Three application-specific functional units are incorporated into the processor to speed the feature-extraction tasks. These include a one-to-many compare unit, a MAC used for convolution, and a gradient unit.

“Since searching for feature point locations in algorithms such as FAST and SIFT involves comparing a single pixel location and its neighbors across an entire image, this processing can be performed by the one-to-many processing unit in hardware and in parallel using an instruction extension of the EFFEX processor,” says Savarese. This simple one-to-many compare unit can also be used for histogram binning by comparing a value to the limits of the histogram bins.

Convolution functions used in SIFT and HOG are similarly performed in parallel using the convolution multiply accumulate (CMAC) unit. To speed the gradient computation functions associated with SIFT and HOG, the processor employs a single-instruction multiple-data (SIMD) gradient processor that computes the gradient of an image patch using a Prewitt version of the Sobel convolution kernel.
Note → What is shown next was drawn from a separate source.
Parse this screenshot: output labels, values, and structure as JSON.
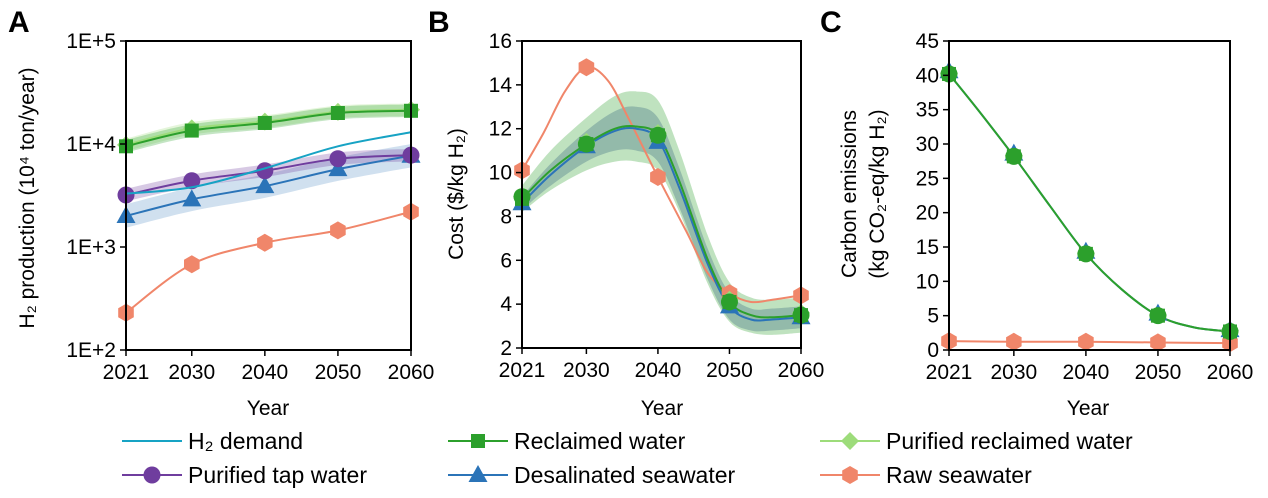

To benchmark the processor, Savarese and his colleagues simulated the architecture with a single complex core based on a 1-GHz ARM A5 (with floating point) model and eight specialized simple cores.

For the SIFT, HOG, and FAST algorithms, the resulting speed increases over a single ARM core running at the same speed were 4x, 12x, and 4x faster, respectively. At present, Savarese is looking to expand the processor’s functionality to include the machine-learning-based algorithms used in analyzing extracted features.